I did think I read where Focus Diagnostics is owned by Quest Diagnostics and ViroMed is owned by LabCorp. So they both have there backup research type testing available.

I do think that eventually HHV-6 will come to be known as the cause of a lot more symptoms, especially neurological symptoms that we have.
 

SOC

Senior Member
Messages
7,849
I have trouble letting go of the idea that ME/CFS, at least for my daughter and I, is an infectious illness. We came down with the same very sudden onset flu-like illness within a week of each other, which was the beginning of our illness journey.

Since we were both later diagnosed with chronic HHV-6 infections and are both a lot better (not cured) after Valcyte treatment, I have to wonder if HHV-6 -- maybe adult acquired HHV-6a -- is the primary culprit.

That's pure speculation, though. I've got plenty of other infections, so chronic HHV-6 could have been just another opportunistic infection. Still, as August59 suggested, it may be the cause of many symptoms, especially neurological ones.
 

vli

Senior Member
Messages
653
Location
CA
I do think that eventually HHV-6 will come to be known as the cause of a lot more symptoms, especially neurological symptoms that we have.
I agree with this, at least I feel this is true with regard to my own neurological symptoms
 

vli

Senior Member
Messages
653
Location
CA
Short of a tissue biopsy, it may be impossible to find direct evidence of chronic HHV-6 infection.
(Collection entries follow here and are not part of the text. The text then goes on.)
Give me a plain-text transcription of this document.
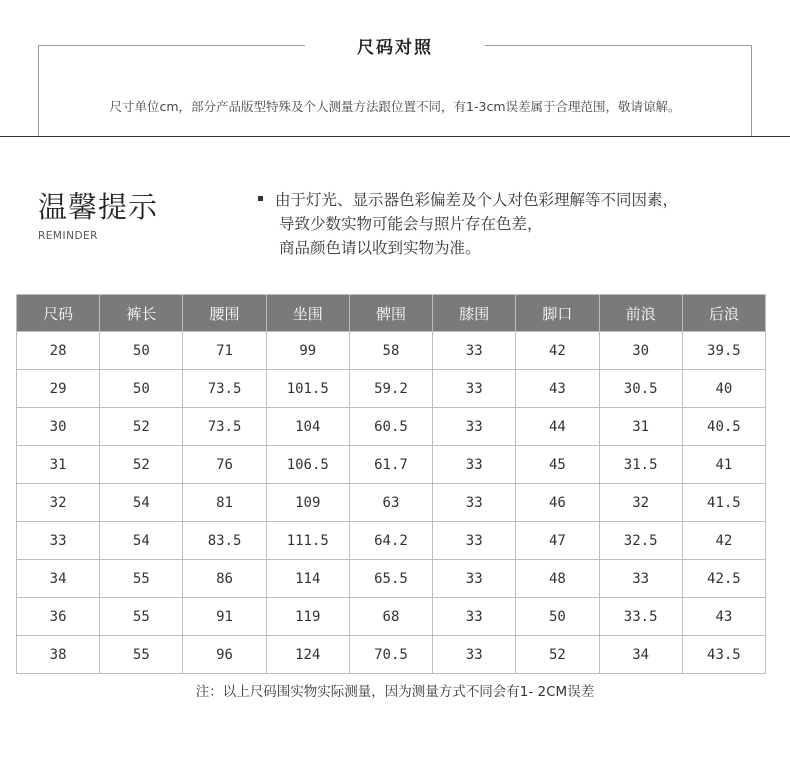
尺码对照
尺寸单位cm，部分产品版型特殊及个人测量方法跟位置不同，有1-3cm误差属于合理范围，敬请谅解。
温馨提示
REMINDER
由于灯光、显示器色彩偏差及个人对色彩理解等不同因素，
导致少数实物可能会与照片存在色差，
商品颜色请以收到实物为准。
尺码	裤长	腰围	坐围	髀围	膝围	脚口	前浪	后浪
28	50	71	99	58	33	42	30	39.5
29	50	73.5	101.5	59.2	33	43	30.5	40
30	52	73.5	104	60.5	33	44	31	40.5
31	52	76	106.5	61.7	33	45	31.5	41
32	54	81	109	63	33	46	32	41.5
33	54	83.5	111.5	64.2	33	47	32.5	42
34	55	86	114	65.5	33	48	33	42.5
36	55	91	119	68	33	50	33.5	43
38	55	96	124	70.5	33	52	34	43.5
注：以上尺码围实物实际测量，因为测量方式不同会有1- 2CM误差
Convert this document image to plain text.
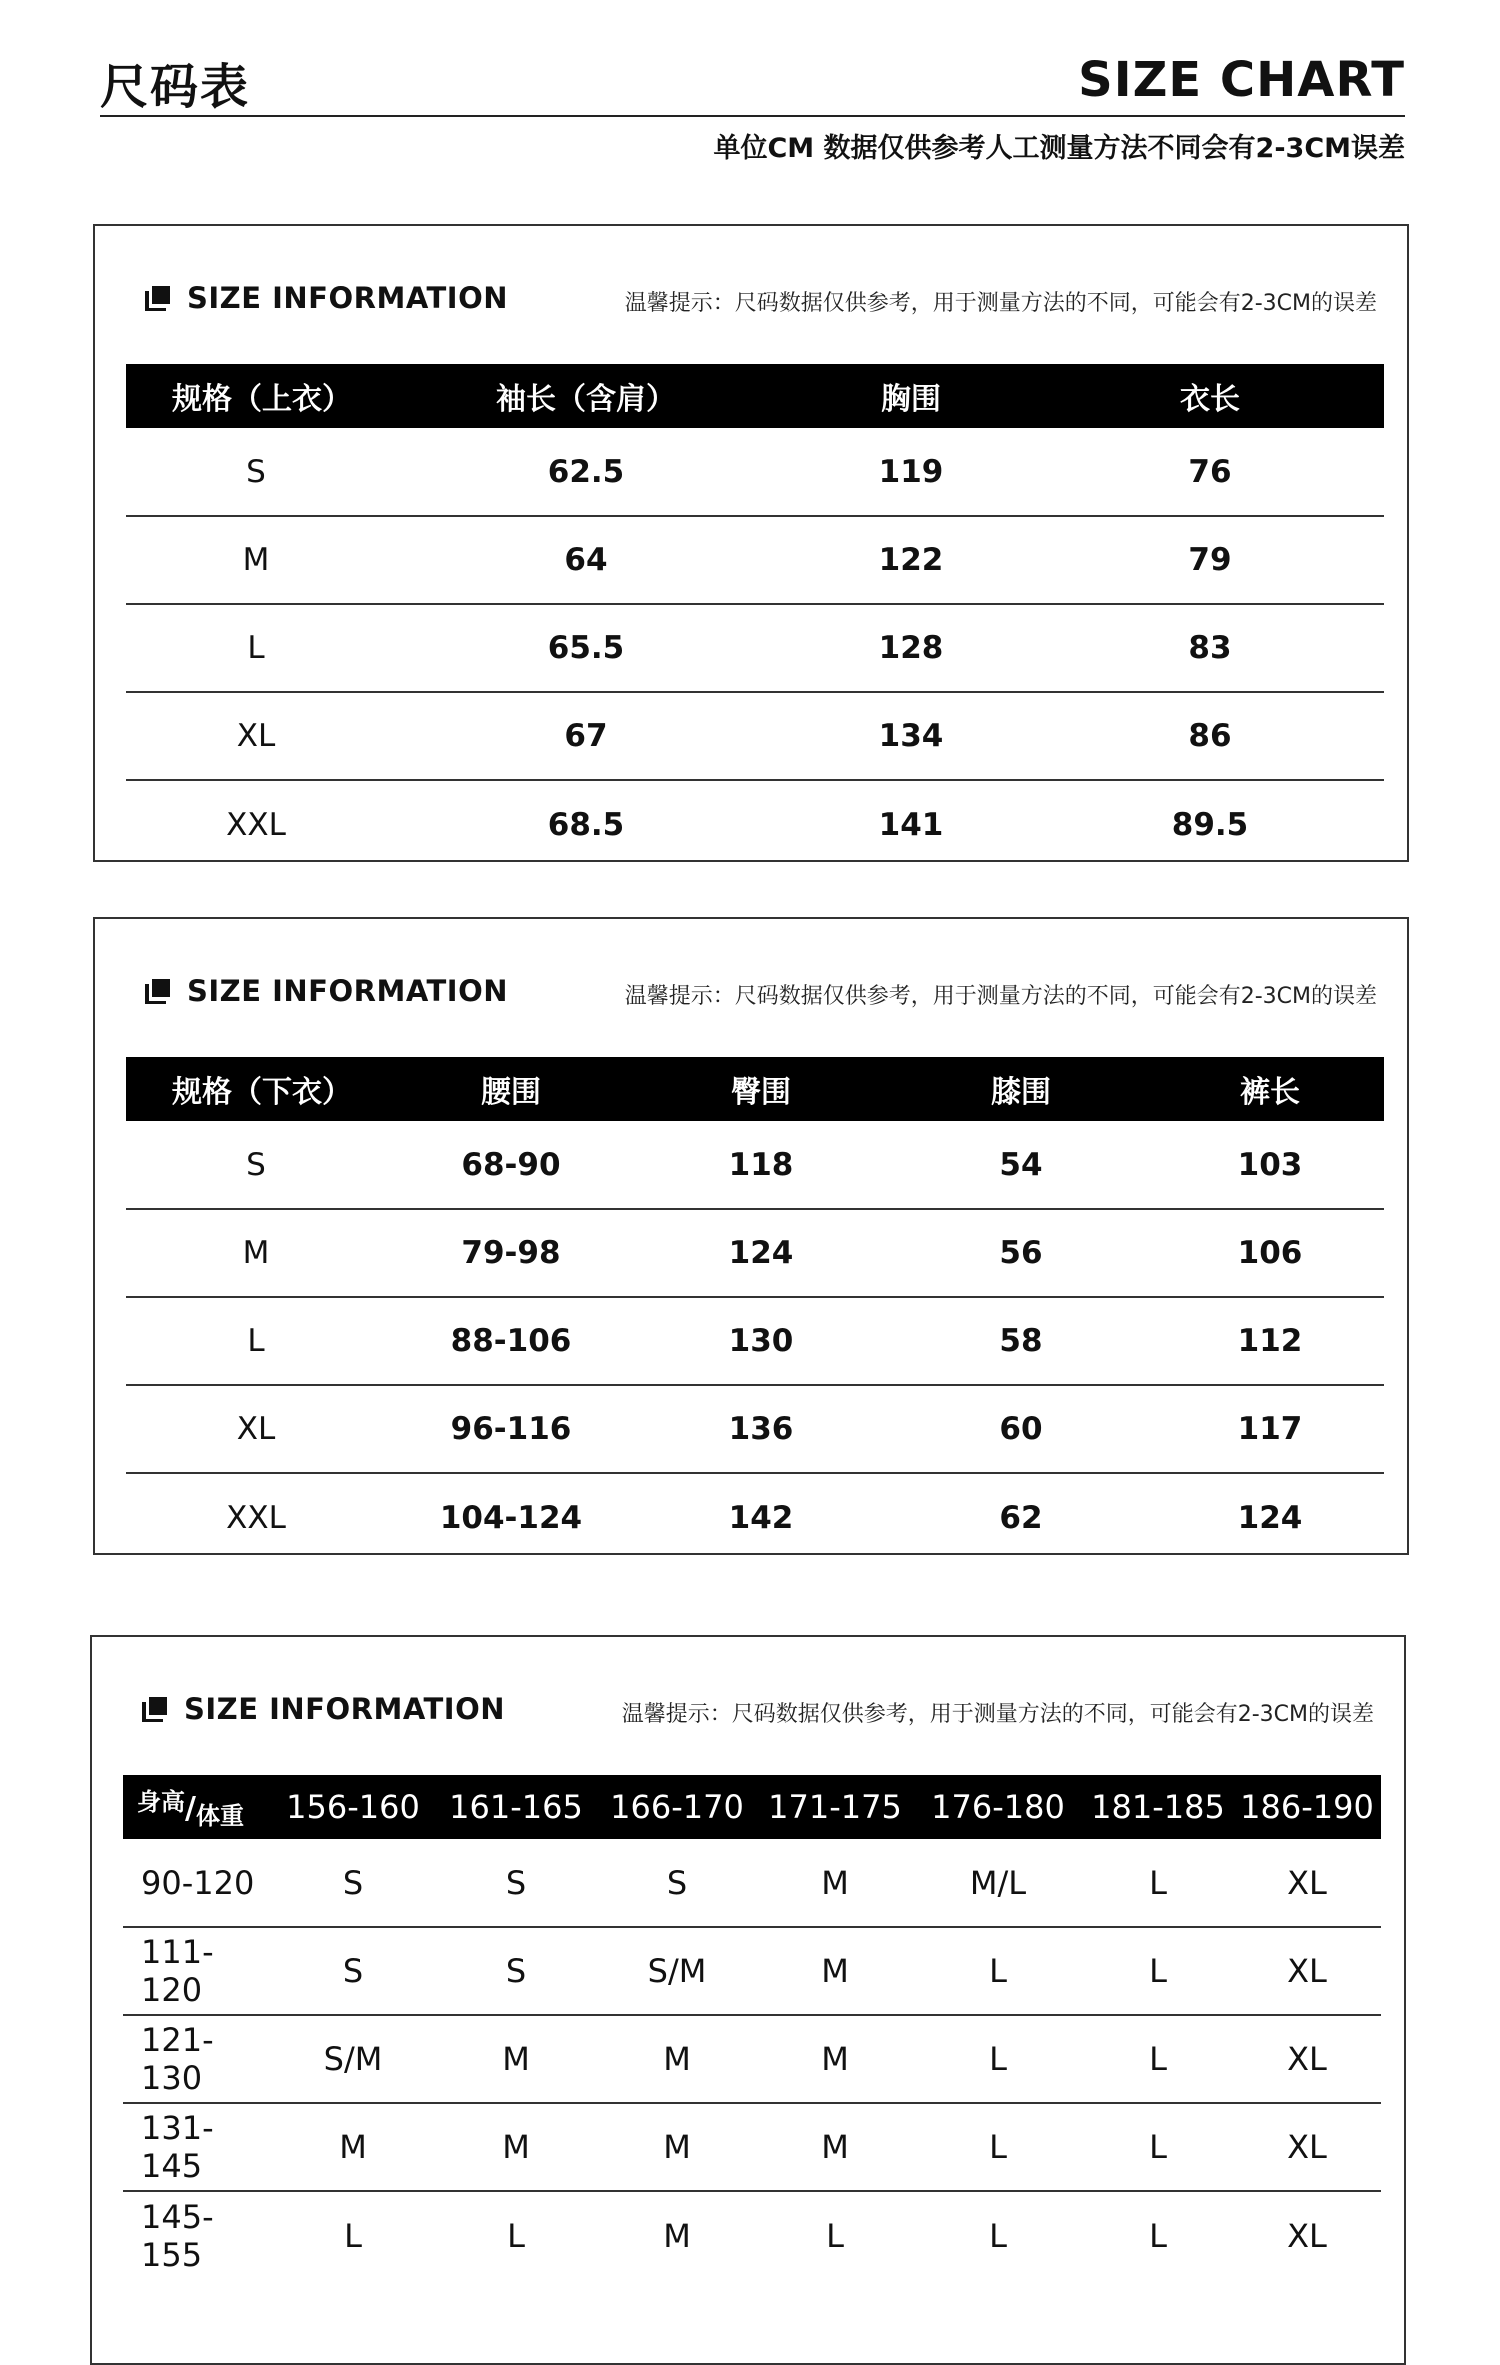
尺码表	SIZE CHART
单位CM 数据仅供参考人工测量方法不同会有2-3CM误差
SIZE INFORMATION	温馨提示：尺码数据仅供参考，用于测量方法的不同，可能会有2-3CM的误差
规格（上衣）	袖长（含肩）	胸围	衣长
S	62.5	119	76
M	64	122	79
L	65.5	128	83
XL	67	134	86
XXL	68.5	141	89.5
SIZE INFORMATION	温馨提示：尺码数据仅供参考，用于测量方法的不同，可能会有2-3CM的误差
规格（下衣）	腰围	臀围	膝围	裤长
S	68-90	118	54	103
M	79-98	124	56	106
L	88-106	130	58	112
XL	96-116	136	60	117
XXL	104-124	142	62	124
SIZE INFORMATION	温馨提示：尺码数据仅供参考，用于测量方法的不同，可能会有2-3CM的误差
$^{身高}$/体重	156-160	161-165	166-170	171-175	176-180	181-185	186-190
90-120	S	S	S	M	M/L	L	XL
111-120	S	S	S/M	M	L	L	XL
121-130	S/M	M	M	M	L	L	XL
131-145	M	M	M	M	L	L	XL
145-155	L	L	M	L	L	L	XL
BTW, short of what's quoted off of the HHV6 foundation website itself, are there any other authorities (any physicians???) who say that EVEN tissue biopsy is not enough????? This is what Enlander said to me in a nutshell. He said he did not think too much of the stomach biopsy I did last year with K De Meirleir because he said even if the HHV6 in my body was just latent, they could still have found a super high level of it in my stomach. I personally don't agree with this, but I have no evidence to back up my view (Enlander told me that even after I told him what the foundation website said).

Incidentally, the ton of hhv6 they found in my stomach was hhv6-b, not a.
 

Rrrr

Senior Member
Messages
1,591
vli,

did you treat with valcyte or valtrex, and if so, what were the results?

rrrr
 

SOC

Senior Member
Messages
7,849
I'm hoping that was rectal swabs. :p

I know, it's not fair to make fun of brain-fog dyslexia, but that one was too good.

ROTFLOL! Okay, that has to be one of the best. :D Laugh all you want! We have to see the humor in this illness if we're going to stay sane. :)
 

vli

Senior Member
Messages
653
Location
CA
vli,

did you treat with valcyte or valtrex, and if so, what were the results?

rrrr
No, I did neither. Not really sure what to do now really except keep plugging away at the 400mg Amp.